Here are some of the highlights and lowlights.
-Attending a Tiddlywinks Tournament at a bar in Saukville. This was the 12th annual tournament benefiting the local Lions Club. Watching competitive adults of all ages compete for the winning prize of $175. I had no idea or concept of the game Tiddlywinks. It sounds like something straight people put in there butt to make them gay. I can see a bunch of gay converters putting these tiddly winks in straight peoples a$$'s to make them gay. I think that would make a epic gay horror movie! The Attack of the Tiddly Wink!

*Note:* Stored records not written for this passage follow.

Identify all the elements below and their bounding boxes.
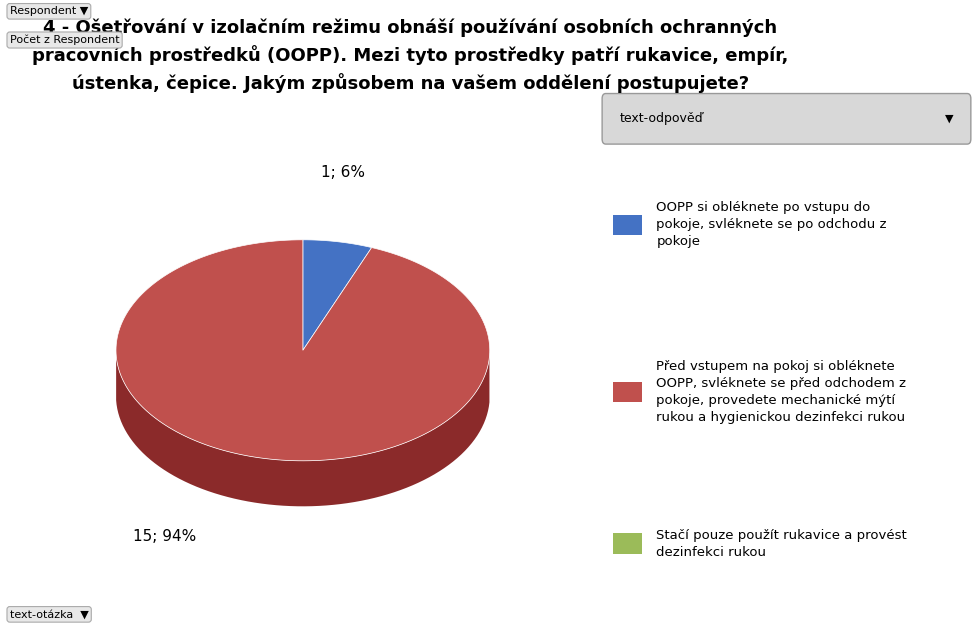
Text: Stačí pouze použít rukavice a provést
dezinfekci rukou: Stačí pouze použít rukavice a provést de… [657, 528, 907, 559]
Text: Respondent ▼: Respondent ▼ [10, 6, 88, 16]
Bar [613, 215, 642, 235]
Polygon shape [303, 240, 371, 350]
Text: text-odpověď: text-odpověď [620, 112, 703, 125]
FancyBboxPatch shape [602, 94, 971, 144]
Bar [613, 382, 642, 402]
Text: 4 - Ošetřování v izolačním režimu obnáší používání osobních ochranných
pracovníc: 4 - Ošetřování v izolačním režimu obnáší… [32, 19, 788, 94]
Polygon shape [116, 240, 489, 461]
Text: 1; 6%: 1; 6% [321, 165, 365, 179]
Text: ▼: ▼ [945, 114, 954, 124]
Text: text-otázka  ▼: text-otázka ▼ [10, 609, 89, 619]
Polygon shape [116, 355, 489, 506]
Text: OOPP si obléknete po vstupu do
pokoje, svléknete se po odchodu z
pokoje: OOPP si obléknete po vstupu do pokoje, s… [657, 202, 887, 248]
Text: Před vstupem na pokoj si obléknete
OOPP, svléknete se před odchodem z
pokoje, pr: Před vstupem na pokoj si obléknete OOPP,… [657, 360, 907, 424]
Bar [613, 533, 642, 554]
Text: 15; 94%: 15; 94% [133, 529, 196, 544]
Text: Počet z Respondent: Počet z Respondent [10, 35, 119, 46]
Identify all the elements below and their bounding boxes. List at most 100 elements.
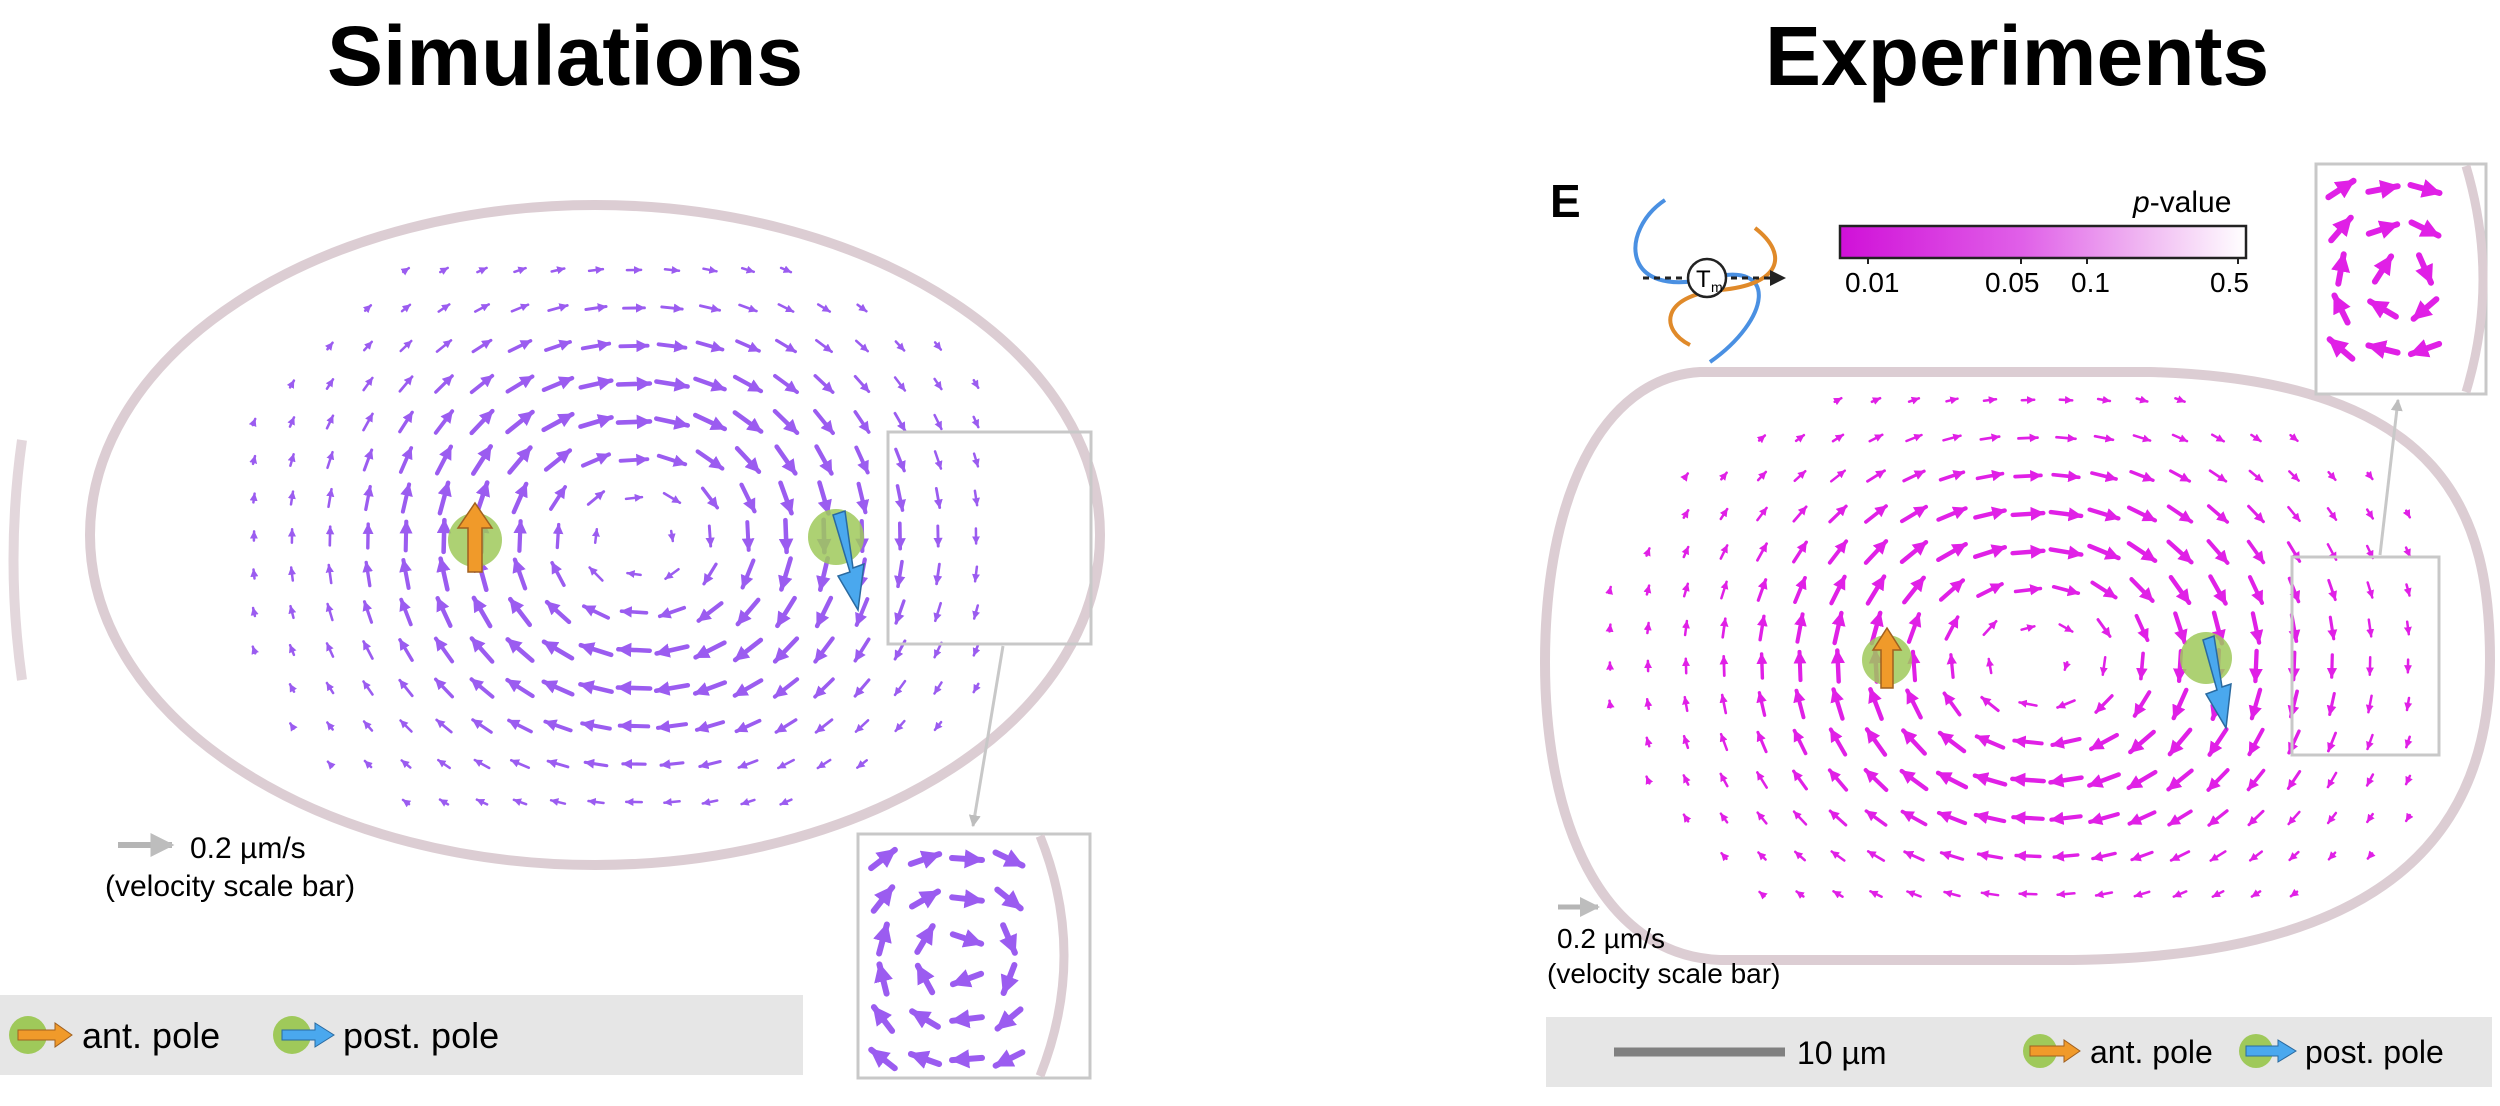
flow-arrow (1682, 619, 1690, 637)
flow-arrow (2206, 768, 2230, 792)
flow-arrow (1681, 582, 1690, 598)
flow-arrow (2326, 507, 2338, 521)
experiments-title: Experiments (1765, 9, 2270, 103)
flow-arrow (2052, 850, 2080, 862)
flow-arrow (778, 480, 794, 516)
flow-arrow (740, 798, 756, 806)
flow-arrow (399, 597, 413, 627)
flow-arrow (1828, 504, 1848, 524)
flow-arrow (814, 444, 834, 476)
flow-arrow (816, 556, 831, 592)
flow-arrow (653, 415, 691, 430)
anterior-pronucleus (448, 501, 502, 573)
flow-arrow (655, 719, 689, 733)
flow-arrow (507, 339, 533, 353)
flow-arrow (2174, 395, 2186, 403)
flow-arrow (363, 484, 374, 512)
flow-arrow (401, 798, 412, 808)
legend-posterior-icon (273, 1016, 335, 1054)
flow-arrow (1982, 619, 1998, 637)
flow-arrow (1792, 728, 1808, 756)
flow-arrow (2136, 651, 2148, 681)
flow-arrow (435, 596, 453, 628)
flow-arrow (2404, 774, 2413, 786)
flow-arrow (1830, 648, 1845, 684)
flow-arrow (775, 595, 797, 629)
flow-arrow (434, 374, 454, 394)
flow-arrow (549, 485, 567, 511)
simulations-title: Simulations (327, 9, 804, 103)
flow-arrow (1863, 539, 1889, 565)
flow-arrow (1794, 612, 1807, 644)
flow-arrow (1000, 962, 1019, 996)
flow-arrow (509, 758, 531, 770)
flow-arrow (398, 410, 414, 434)
flow-arrow (362, 720, 374, 732)
flow-arrow (362, 680, 374, 696)
flow-arrow (508, 596, 532, 628)
flow-arrow (972, 565, 980, 583)
flow-arrow (512, 798, 528, 807)
flow-arrow (287, 490, 296, 506)
flow-arrow (734, 446, 762, 474)
flow-arrow (732, 410, 764, 434)
flow-arrow (578, 680, 614, 695)
flow-arrow (250, 568, 259, 580)
flow-arrow (505, 409, 535, 435)
flow-arrow (2128, 729, 2156, 755)
inset-zoom (2314, 162, 2488, 396)
flow-arrow (740, 265, 756, 274)
flow-arrow (1829, 469, 1847, 483)
flow-arrow (949, 889, 985, 909)
flow-arrow (2211, 889, 2225, 898)
flow-arrow (814, 595, 834, 629)
flow-arrow (692, 412, 728, 432)
flow-arrow (2250, 433, 2262, 443)
flow-arrow (469, 408, 495, 436)
flow-arrow (1905, 688, 1923, 720)
flow-arrow (616, 642, 652, 658)
flow-arrow (1938, 578, 1966, 602)
flow-arrow (1719, 772, 1729, 788)
flow-arrow (618, 339, 650, 353)
flow-arrow (949, 929, 985, 948)
flow-arrow (949, 969, 985, 988)
flow-arrow (1937, 730, 1967, 754)
flow-arrow (399, 558, 412, 590)
velocity-scale-caption: (velocity scale bar) (1547, 958, 1780, 989)
flow-arrow (505, 637, 535, 663)
flow-arrow (1605, 585, 1613, 595)
flow-arrow (2247, 809, 2265, 827)
flow-arrow (2365, 220, 2401, 239)
flow-arrow (435, 339, 453, 353)
length-scale-label: 10 µm (1797, 1035, 1887, 1071)
flow-arrow (2049, 811, 2083, 825)
flow-arrow (550, 560, 566, 588)
flow-arrow (1720, 580, 1729, 600)
flow-arrow (1863, 768, 1889, 792)
flow-arrow (583, 758, 609, 769)
flow-arrow (738, 303, 758, 313)
flow-arrow (505, 374, 535, 394)
flow-arrow (663, 266, 681, 274)
flow-arrow (1973, 810, 2007, 824)
flow-arrow (2367, 298, 2399, 320)
flow-arrow (971, 378, 980, 390)
flow-arrow (2133, 890, 2151, 898)
flow-arrow (1606, 699, 1615, 709)
flow-arrow (471, 338, 493, 354)
flow-arrow (775, 338, 797, 354)
flow-arrow (2289, 433, 2299, 443)
flow-arrow (1720, 851, 1730, 862)
flow-arrow (325, 681, 335, 695)
flow-arrow (363, 759, 373, 769)
flow-arrow (662, 491, 682, 505)
flow-arrow (1605, 623, 1614, 633)
flow-arrow (437, 303, 451, 313)
flow-arrow (251, 645, 260, 655)
flow-arrow (2403, 546, 2412, 558)
flow-arrow (1682, 695, 1690, 713)
flow-arrow (591, 528, 600, 544)
flow-arrow (2132, 690, 2152, 718)
flow-arrow (2088, 812, 2120, 826)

-Going to a house in Saukville watching sports in this married couples basement. The guy whose house we were at turned on his 40 inch HD screen TV, then went upstairs to watch the same game we were watching in his living room on this small tv. Awkard moment, when we went upstairs 10 minutes later and joined him in his living room.

-Going to a “dance club” in Port Washington which played hip hop songs from the last 10 years. There was a fog machine and neon lights. I'm pretty sure this was an underage bar. They even played one dub step song. My favorite person there was a guy with an oversized kobe bryant jersey that went down to his knees and a Lakers hat. He was as “thug” as a thug can get in Port Washington.

- Playing fooseball with a older couple who destroyed us. This guy was a wizard with the fooseball. He did things with this ball that I've never seen.

-Having ordered 3 sodas at 3 different bars and then mixing those sodas with my flask in the bathroom. This was the most “buzzed” fun I've ever had.

-Going to 24 hour Wal Mart at 2am to buy cheesesticks and a large supreme pizza. This was the latest I've ever been at a Wal Mart.